Maj. John Carr, then a captain, and Maj. Robert Preston accused fellow prosecutors of ignoring torture allegations, failing to protect exculpatory evidence and withholding information from superiors. Altogether, the actions "may constitute dereliction of duty, false official statements or other criminal conduct," Maj. Carr wrote in a March 15, 2004, email summarizing his complaints to the then-chief prosecutor, Army Col. Fred Borch.
[...]
In his email to Col. Borch, Maj. Carr describes "an environment of secrecy, deceit and dishonesty" in the prosecution office and suggests that despite lack of evidence, officials initially planned to tie the defendants to the most notorious al Qaeda attacks: the U.S. Embassy bombings in Africa, the USS Cole, and the Sept. 11, 2001, strikes on New York and Washington.

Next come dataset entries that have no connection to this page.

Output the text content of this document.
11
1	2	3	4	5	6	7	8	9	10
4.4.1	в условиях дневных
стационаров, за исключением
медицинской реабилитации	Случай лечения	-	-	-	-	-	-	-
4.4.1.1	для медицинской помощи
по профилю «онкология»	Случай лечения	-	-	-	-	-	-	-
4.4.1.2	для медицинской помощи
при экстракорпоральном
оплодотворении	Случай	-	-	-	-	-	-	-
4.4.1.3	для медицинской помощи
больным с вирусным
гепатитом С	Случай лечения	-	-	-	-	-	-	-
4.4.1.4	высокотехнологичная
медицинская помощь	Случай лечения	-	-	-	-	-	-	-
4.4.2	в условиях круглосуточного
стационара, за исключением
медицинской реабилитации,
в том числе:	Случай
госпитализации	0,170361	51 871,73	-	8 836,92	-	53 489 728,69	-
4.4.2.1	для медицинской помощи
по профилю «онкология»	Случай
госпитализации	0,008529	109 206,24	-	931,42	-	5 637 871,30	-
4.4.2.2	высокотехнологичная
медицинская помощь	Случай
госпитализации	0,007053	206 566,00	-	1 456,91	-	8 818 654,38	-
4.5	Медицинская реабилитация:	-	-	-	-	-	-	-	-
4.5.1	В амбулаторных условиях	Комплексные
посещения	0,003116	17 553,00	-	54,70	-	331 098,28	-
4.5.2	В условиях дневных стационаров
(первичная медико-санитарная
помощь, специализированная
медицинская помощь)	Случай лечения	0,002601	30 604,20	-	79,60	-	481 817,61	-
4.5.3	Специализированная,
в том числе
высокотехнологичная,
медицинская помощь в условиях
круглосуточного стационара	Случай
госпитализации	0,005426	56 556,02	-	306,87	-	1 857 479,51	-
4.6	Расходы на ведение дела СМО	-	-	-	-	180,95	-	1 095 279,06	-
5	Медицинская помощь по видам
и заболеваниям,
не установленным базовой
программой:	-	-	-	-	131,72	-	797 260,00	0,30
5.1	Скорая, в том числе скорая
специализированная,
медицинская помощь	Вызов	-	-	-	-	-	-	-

Such charges were scaled back, he wrote, after Justice Department officials "appeared less than totally comfortable with our theory."
But Borch is backing down from his initial refutation of Carr and Preston: "Col. Borch distributed the Carr and Preston emails throughout his office on March 15, 2004, with a cover note calling the allegations 'monstrous lies.' The next month, Col. Borch was reassigned to the Army's Judge Advocate General's School in Charlottesville, Va., and later retired from the military. He now is court clerk at the U.S. District Court in Raleigh, N.C. 'I've moved on with my life and don't care to discuss the case any more,' Mr. Borch said."